On November 5, 2019, the Company completed an offering of $175.0 million aggregate principal amount Fixed to Floating Rate Subordinated Notes due in 2029. The notes bear a fixed interest rate of 4.25% per year through November 14, 2024. Beginning November 15, 2024, the interest rate will become a floating rate equal to three-month SOFR plus 262 basis points plus a spread adjustment of 0.26261 basis points through the remaining maturity or early redemption date of the notes. The interest will be paid in arrears semi-annually during the fixed rate period and quarterly during the floating rate period. The Company incurred $2.9 million of debt issuance costs which are being amortized through the contractual life of the debt. The entire amount of the subordinated debt is considered Tier 2 capital under current regulatory guidelines.

The following table provides information on subordinated debt as of the date indicated:
(In thousands)June 30, 2023December 31, 2022
Fixed to floating rate subordinated debt, 3.875%
$200,000 $200,000 
Fixed to floating rate subordinated debt, 4.25%
175,000 175,000 
    Total subordinated debt375,000 375,000 
Less: Debt issuance costs(4,496)(4,795)
Long-term borrowings$370,504 $370,205 
 
Other Borrowings
At June 30, 2023 and December 31, 2022, the Company had $74.5 million and $62.0 million, respectively, of outstanding retail repurchase agreements.
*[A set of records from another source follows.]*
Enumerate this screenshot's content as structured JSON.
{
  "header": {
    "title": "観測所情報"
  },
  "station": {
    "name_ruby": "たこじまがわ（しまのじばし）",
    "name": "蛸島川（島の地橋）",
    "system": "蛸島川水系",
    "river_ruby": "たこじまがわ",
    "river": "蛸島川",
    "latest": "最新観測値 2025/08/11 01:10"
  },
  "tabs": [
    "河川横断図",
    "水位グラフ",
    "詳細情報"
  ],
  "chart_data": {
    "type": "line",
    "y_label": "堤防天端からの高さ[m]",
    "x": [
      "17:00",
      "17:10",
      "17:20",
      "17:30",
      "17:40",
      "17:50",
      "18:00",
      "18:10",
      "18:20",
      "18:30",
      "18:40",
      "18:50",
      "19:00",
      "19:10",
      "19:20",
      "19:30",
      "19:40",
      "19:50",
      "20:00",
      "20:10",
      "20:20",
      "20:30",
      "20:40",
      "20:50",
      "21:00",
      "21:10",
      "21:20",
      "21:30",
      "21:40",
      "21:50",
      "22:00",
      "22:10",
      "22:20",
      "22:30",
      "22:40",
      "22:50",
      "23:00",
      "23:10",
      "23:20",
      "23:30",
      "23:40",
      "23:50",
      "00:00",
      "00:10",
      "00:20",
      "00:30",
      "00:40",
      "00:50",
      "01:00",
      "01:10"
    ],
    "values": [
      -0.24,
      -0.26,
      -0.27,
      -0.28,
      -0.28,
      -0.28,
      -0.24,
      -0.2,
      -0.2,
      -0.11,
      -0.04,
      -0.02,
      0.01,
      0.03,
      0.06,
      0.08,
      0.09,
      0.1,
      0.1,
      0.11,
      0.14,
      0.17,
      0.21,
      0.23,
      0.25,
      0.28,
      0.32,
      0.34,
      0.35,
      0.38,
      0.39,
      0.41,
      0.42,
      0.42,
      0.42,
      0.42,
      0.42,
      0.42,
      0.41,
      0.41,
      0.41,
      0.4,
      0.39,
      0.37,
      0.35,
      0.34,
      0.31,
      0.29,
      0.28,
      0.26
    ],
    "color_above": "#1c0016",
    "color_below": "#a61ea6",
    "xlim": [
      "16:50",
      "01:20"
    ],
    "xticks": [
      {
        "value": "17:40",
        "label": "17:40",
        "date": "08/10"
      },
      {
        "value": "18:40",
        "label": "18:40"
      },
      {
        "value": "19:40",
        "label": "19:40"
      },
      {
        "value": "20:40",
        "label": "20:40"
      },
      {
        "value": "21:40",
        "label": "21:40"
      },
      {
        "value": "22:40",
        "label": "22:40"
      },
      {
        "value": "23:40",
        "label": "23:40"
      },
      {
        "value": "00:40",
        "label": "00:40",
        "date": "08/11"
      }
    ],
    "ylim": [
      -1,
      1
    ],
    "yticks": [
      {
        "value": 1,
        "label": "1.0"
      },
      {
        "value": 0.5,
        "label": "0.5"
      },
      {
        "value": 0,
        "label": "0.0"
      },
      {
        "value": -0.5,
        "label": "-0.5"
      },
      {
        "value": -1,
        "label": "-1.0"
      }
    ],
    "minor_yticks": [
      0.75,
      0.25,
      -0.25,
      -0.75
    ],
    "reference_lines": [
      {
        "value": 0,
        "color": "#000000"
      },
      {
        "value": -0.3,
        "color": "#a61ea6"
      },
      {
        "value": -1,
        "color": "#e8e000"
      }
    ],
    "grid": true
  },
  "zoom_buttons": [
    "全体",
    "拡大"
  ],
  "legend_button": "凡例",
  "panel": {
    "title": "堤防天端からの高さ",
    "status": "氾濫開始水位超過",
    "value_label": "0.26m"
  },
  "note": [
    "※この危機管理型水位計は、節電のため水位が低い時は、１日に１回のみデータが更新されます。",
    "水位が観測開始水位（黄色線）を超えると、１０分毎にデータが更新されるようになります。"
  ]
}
The Company had no outstanding federal funds purchased at June 30, 2023 and $260.0 million at December 31, 2022. The available borrowing federal funds capacity under unsecured lines of credit with the correspondent banks was $1.0 billion and $1.6 billion at June 30, 2023 and December 31, 2022, respectively. At June 30, 2023, the Company also had $300.0 million outstanding borrowings through Federal Reserve's Bank Term Funding Program with additional available funds of $16.6 million.
 
At June 30, 2023, the Company had the ability to pledge collateral at prevailing market rates under a line of credit with the FHLB of $3.2 billion. FHLB availability based on pledged collateral at June 30, 2023, amounted to $2.6 billion, with $600.0 million outstanding. At December 31, 2022, the Company had the ability to pledge collateral at prevailing market rates under a line of credit with the FHLB of $3.2 billion. The availability of FHLB borrowings based on the collateral pledged at December 31, 2022 was $2.6 billion with $550.0 million outstanding.
Under a blanket lien, the Company has pledged qualifying residential mortgage loans amounting to $1.3 billion, commercial real estate loans amounting to $4.0 billion, home equity lines of credit (“HELOC”) amounting to $214.0 million, and multifamily loans amounting to $571.2 million at June 30, 2023, as collateral under the borrowing agreement with the FHLB. At December 31, 2022, the Company had pledged collateral of qualifying mortgage loans of $1.2 billion, commercial real estate loans of $3.6 billion, HELOC loans of $214.3 million, and multifamily loans of $514.8 million under the FHLB borrowing agreement.

The Company had secured lines of credit available from the Federal Reserve Bank and correspondent banks of $760.8 million and $718.6 million at June 30, 2023 and December 31, 2022, respectively, collateralized by loans, with no borrowings outstanding at the end of either period.